Do you start your own seedlings from seeds or do you prefer to get them from a greenhouse? I prefer to start our own seedlings and see the miracle of life develop. But we also buy seedlings from a greenhouses here and there. With good seeds I often get a 100% germination. Since I plant about 3 seeds per pot, to make sure I get at least one plant, I and up with 3 plants in one pot. The same is true for greenhouse seedlings. Often there is more than one plant in one seedling pot. Take a close look, what you think is one seedling might be multiple plants.
Do not assume that if a greenhouse sells multiple plants in one seedling together they should be planted together. There is a ‘too close’ for any plant. If you have done this, and your garden did not grow well, this might be the reason. If plants are too close they compete with each other, resulting in smaller, sickly plants.

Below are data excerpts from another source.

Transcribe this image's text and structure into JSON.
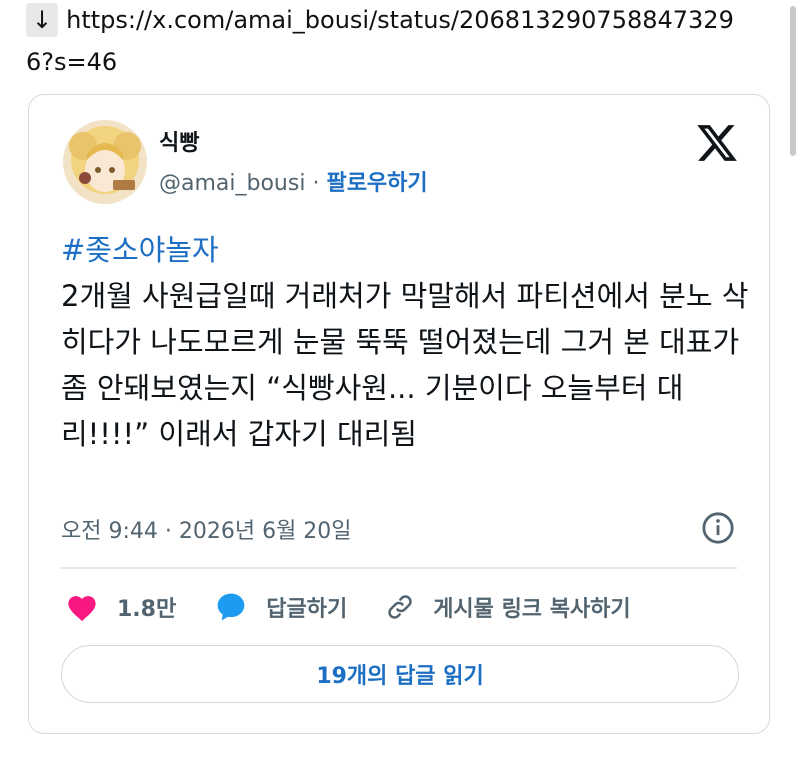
{
  "url": {
    "arrow": "↓",
    "line1": "https://x.com/amai_bousi/status/206813290758847329",
    "line2": "6?s=46"
  },
  "tweet": {
    "display_name": "식빵",
    "handle": "@amai_bousi",
    "separator": "·",
    "follow_label": "팔로우하기",
    "hashtag": "#좆소야놀자",
    "text": "2개월 사원급일때 거래처가 막말해서 파티션에서 분노 삭히다가 나도모르게 눈물 뚝뚝 떨어졌는데 그거 본 대표가 좀 안돼보였는지 “식빵사원... 기분이다 오늘부터 대리!!!!” 이래서 갑자기 대리됨",
    "timestamp": "오전 9:44 · 2026년 6월 20일",
    "likes": "1.8만",
    "reply_label": "답글하기",
    "copy_link_label": "게시물 링크 복사하기",
    "read_replies_label": "19개의 답글 읽기"
  },
  "colors": {
    "accent": "#1d6fc4",
    "heart": "#f91880",
    "reply": "#1d9bf0",
    "muted": "#536471"
  },
  "icons": [
    "x-logo-icon",
    "info-icon",
    "heart-icon",
    "reply-bubble-icon",
    "link-icon",
    "avatar-image"
  ]
}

Sometimes though, if you start your own seeds, there is an empty pot in between. Not to worry! Here are some ways how you can still use most of the little seedlings without planting all of them together. However, not all plants react to transplanting and dividing alike. Let’s take a closer look.
Night shade plants
Night shade are plants like tomatoes, peppers, eggplants, potatoes, and ground cherries. These plants grow roots along the stem. That’s why we can grow tomatoes from cuttings. The same is true for little seedlings. Note, this is best done when the plants are still young and just developed their first pair of real leaves.

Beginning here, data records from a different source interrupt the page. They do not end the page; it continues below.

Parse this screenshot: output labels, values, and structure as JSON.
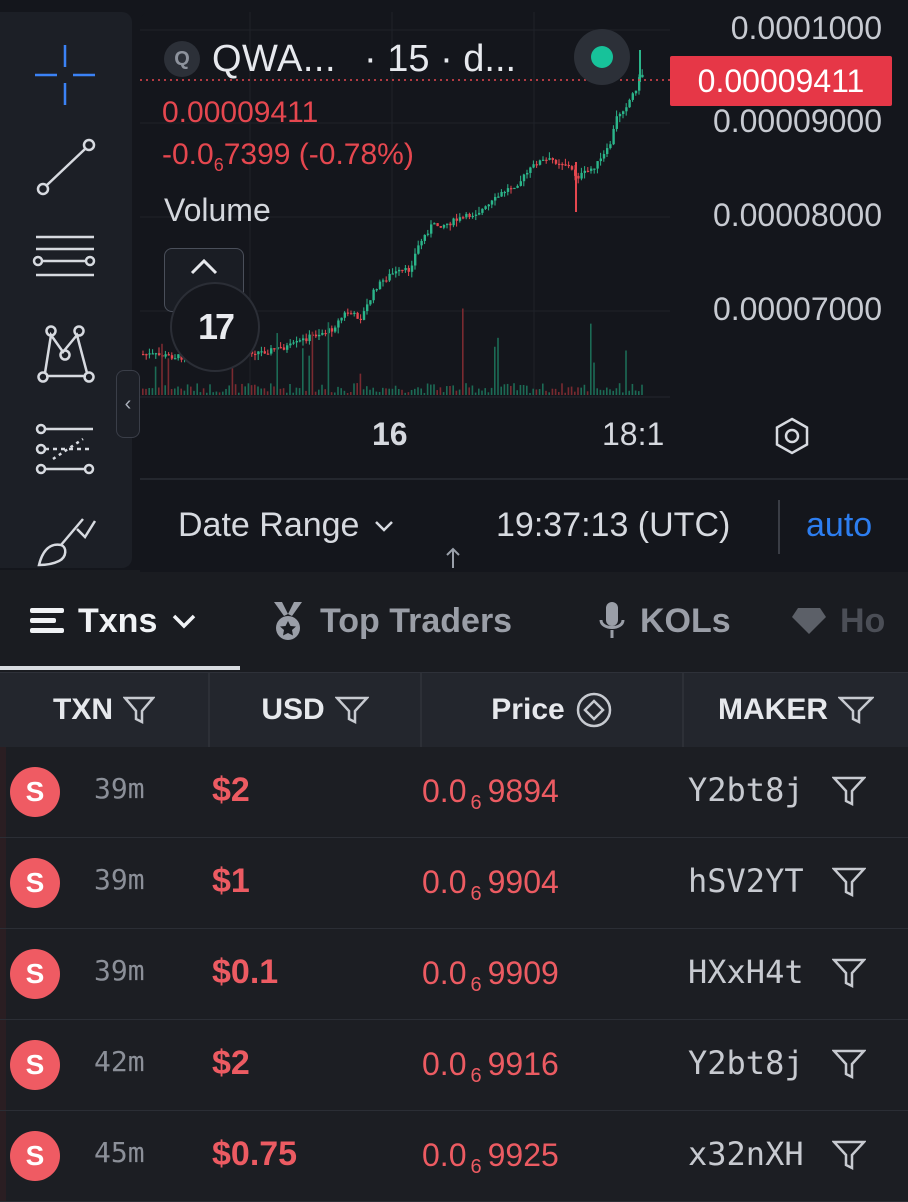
{
  "chart": {
    "symbol_badge": "Q",
    "symbol_name": "QWA...",
    "interval_info": "· 15 · d...",
    "legend_price": "0.00009411",
    "legend_change_prefix": "-0.0",
    "legend_change_zero_count": "6",
    "legend_change_suffix": "7399 (-0.78%)",
    "legend_volume": "Volume",
    "last_price_tag": "0.00009411",
    "y_axis_labels": [
      "0.0001000",
      "0.00009000",
      "0.00008000",
      "0.00007000"
    ],
    "x_axis_labels": [
      "16",
      "18:1"
    ],
    "date_range_label": "Date Range",
    "clock": "19:37:13 (UTC)",
    "auto_label": "auto",
    "up_color": "#2bb58a",
    "down_color": "#e5474f",
    "tradingview_logo": "17"
  },
  "tabs": [
    {
      "label": "Txns",
      "icon": "list-icon",
      "active": true
    },
    {
      "label": "Top Traders",
      "icon": "medal-icon",
      "active": false
    },
    {
      "label": "KOLs",
      "icon": "microphone-icon",
      "active": false
    },
    {
      "label": "Ho",
      "icon": "diamond-icon",
      "active": false
    }
  ],
  "table": {
    "headers": [
      "TXN",
      "USD",
      "Price",
      "MAKER"
    ],
    "rows": [
      {
        "side": "S",
        "age": "39m",
        "usd": "$2",
        "price_prefix": "0.0",
        "price_zeros": "6",
        "price_suffix": "9894",
        "maker": "Y2bt8j"
      },
      {
        "side": "S",
        "age": "39m",
        "usd": "$1",
        "price_prefix": "0.0",
        "price_zeros": "6",
        "price_suffix": "9904",
        "maker": "hSV2YT"
      },
      {
        "side": "S",
        "age": "39m",
        "usd": "$0.1",
        "price_prefix": "0.0",
        "price_zeros": "6",
        "price_suffix": "9909",
        "maker": "HXxH4t"
      },
      {
        "side": "S",
        "age": "42m",
        "usd": "$2",
        "price_prefix": "0.0",
        "price_zeros": "6",
        "price_suffix": "9916",
        "maker": "Y2bt8j"
      },
      {
        "side": "S",
        "age": "45m",
        "usd": "$0.75",
        "price_prefix": "0.0",
        "price_zeros": "6",
        "price_suffix": "9925",
        "maker": "x32nXH"
      }
    ]
  }
}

If you planted 3 seeds and two germinated and grow very close together, just gently cut off one of them without disturbing the roots of the main seedling you want to keep, put the cutting in water, and soon you will have a second seedling. I have successfully done this with tomatoes and peppers, but I’m sure other night shade plants would do it too. Always worth a try.
If the seedlings do not grow too close, water the plant really well (it should be muddy). Now you can gently pull the additional seedlings, again without disturbing the roots of the main seedling you want to keep, and plant it right away, burying more of the stem.

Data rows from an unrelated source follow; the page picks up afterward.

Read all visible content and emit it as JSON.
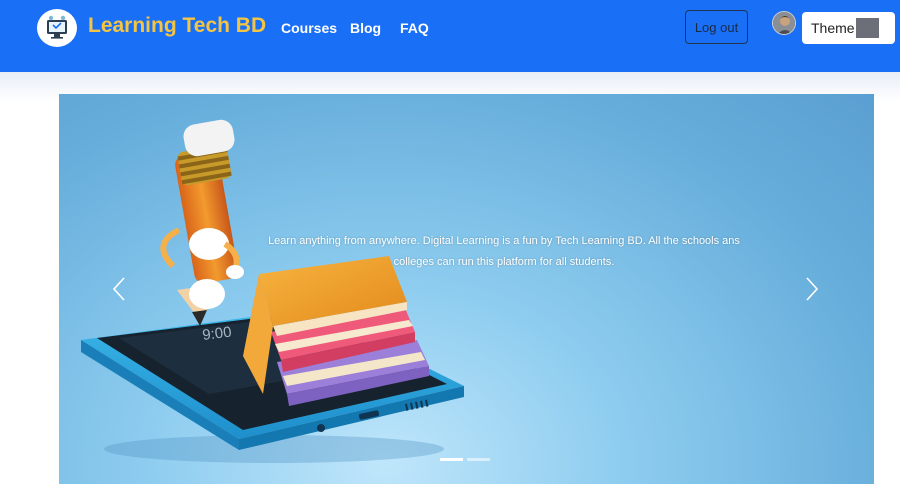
{
  "navbar": {
    "brand": "Learning Tech BD",
    "links": [
      "Courses",
      "Blog",
      "FAQ"
    ],
    "logout_label": "Log out",
    "theme_label": "Theme",
    "colors": {
      "bar": "#1a6ff7",
      "brand_text": "#f4c542"
    }
  },
  "carousel": {
    "caption": "Learn anything from anywhere. Digital Learning is a fun by Tech Learning BD. All the schools ans colleges can run this platform for all students.",
    "phone_clock": "9:00",
    "slide_count": 2,
    "active_slide": 1,
    "icons": {
      "prev": "chevron-left-icon",
      "next": "chevron-right-icon"
    }
  }
}
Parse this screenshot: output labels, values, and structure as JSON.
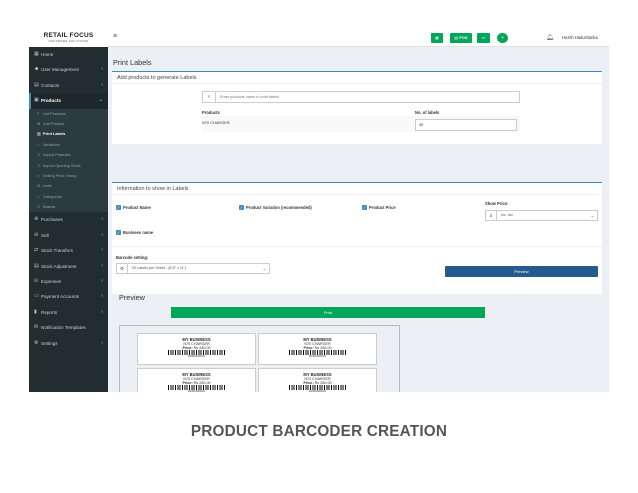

Cucurbitaceae are plants like cucumber, watermelon, musk melon, summer squash, and winter squash. These plants are very sensitive, they do not like cold soil and do not tolerate any frost, they also dislike transplanting. You will hardly have any success multiplying these seedlings. If you get more than one in one pot, just cut them off without disturbing the main seedling. Be very gentle with the seedling and do not disturb the roots. I know, it is hard to cut off a healthy seedling, but planting them together will bring you less than one healthy seedling would.
Many of the Cucurbitaceae plants are very fast growing. It might be better just to sprout a seed than to start a seedling. Sprouting speeds up the germination, transplanting a seedling slows the growth down. I put my Biosta Sprouter into good use. Last year I had much better results with my sprouted cucumber seeds than with my earlier started seedlings. Up front it looked like the seedlings were way ahead, but soon the sprouted seeds grew into healthier plants.
Most other plants
Now that we have dealt with the two extremes, night shade plants and cucurbitaceae plants, most other plants are somewhere in between. If I end up with multiple plants in one seedling I just gentle divide them and plant all of them (except if they are planted right in the same spot). Most seedlings do not mind it and grow into healthy plants. I often look for one seedling that has 3 plants, and save some money by gently dividing them. I also save some seedling space by using the multiple plants that germinated.
Remember, plants that are planted too close will suffer, if you afraid to separate them, better cut them away so you have just one plant per seedling. Most plant varieties can be gentle separated, night shade plants will grow even if you cut them off, but cucurbitaceae plants will not forgive any root disturbance.